Também é relevante se observar a Súmula nº 244 do TST, a seguir transcrita, em especial seu item II:

GESTANTE. ESTABILIDADE PROVISÓRIA (redação do item III alterada na sessão do Tribunal Pleno realizada em 14.09.2012) - Res. 185/2012, DEJT divulgado em 25, 26 e 27.09.2012
I - O desconhecimento do estado gravídico pelo empregador não afasta o direito ao pagamento da indenização decorrente da estabilidade (art. 10, II, "b" do ADCT).
II - A garantia de emprego à gestante só autoriza a reintegração se esta se der durante o período de estabilidade. Do contrário, a garantia restringe-se aos salários e demais direitos correspondentes ao período de estabilidade.
III - A empregada gestante tem direito à estabilidade provisória prevista no art. 10, inciso II, alínea "b", do Ato das Disposições Constitucionais Transitórias, mesmo na hipótese de admissão mediante contrato por tempo determinado.

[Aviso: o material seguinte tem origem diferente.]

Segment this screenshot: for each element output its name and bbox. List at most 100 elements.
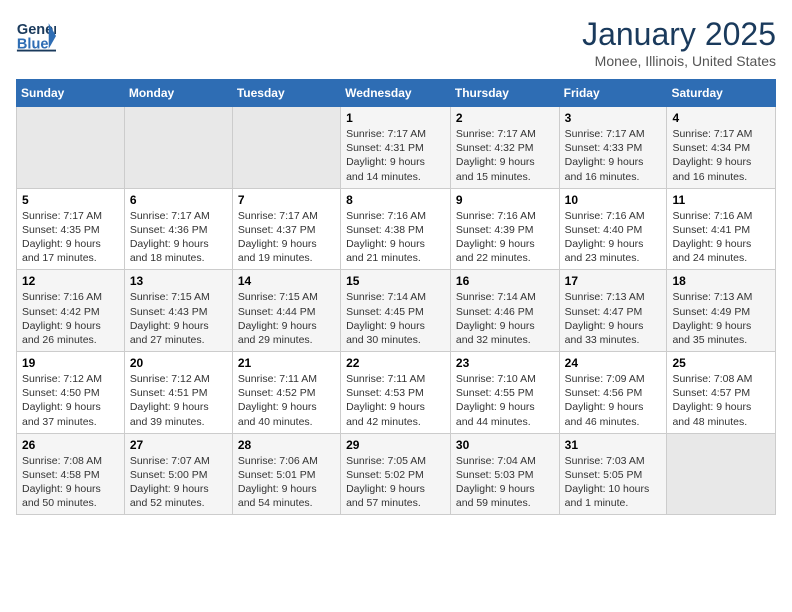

Neste mesmo sentido dispõe a Orientação Jurisprudencial nº 30 da SDC do TST:

30. ESTABILIDADE DA GESTANTE. RENÚNCIA OU TRANSAÇÃO DE DIREITOS CONSTITUCIONAIS. IMPOSSIBILIDADE. Nos termos do art. 10, II, "a", do ADCT, a proteção à maternidade foi erigida à hierarquia constitucional, pois retirou do âmbito do direito potestativo do empregador a possibilidade de despedir arbitrariamente a empregada em estado gravídico. Portanto, a teor do artigo 9º, da CLT, torna-se nula de pleno direito a cláusula que estabelece a possibilidade de renúncia ou transação, pela gestante, das garantias referentes à manutenção do emprego e salário.

Assim, em que pese a previsão da norma coletiva, referente a prazo decadencial/prescricional para comunicação do estado gravídico ao empregador, sobreleva destacar que tal regra poderá ser invalidada pela Justiça do Trabalho.

Notas:
[1] SARAIVA, Renato. Direito do Trabalho. 10 ed.  São Paulo: Método, 2009. p. 384
[2] RUSSOMANO, Mozart Victor. Curso de Direito do Trabalho. 7. ed. Curitiba: Juruá, 2000. p. 43.
[3]CAMINO, Carmen. Direito Individual do Trabalho. 4. ed. Porto Alegre: Síntese, 2003. p. 116.

Referências:
CAMINO, Carmen. Direito Individual do Trabalho. 4. ed. Porto Alegre: Síntese, 2003.
CARRION, Valentin. Comentários à Consolidação das Leis do Trabalho. 37. ed. São Paulo: Saraiva, 2012.
NASCIMENTO, Amauri Mascaro. Iniciação ao Direito do Trabalho. 34 ed. São Paulo: LTr, 2009.
RUSSOMANO, Mozart Victor. Curso de Direito do Trabalho. 7. ed. Curitiba: Juruá, 2000.
SARAIVA, Renato. Direito do Trabalho. 10 ed. São Paulo: Método, 2009.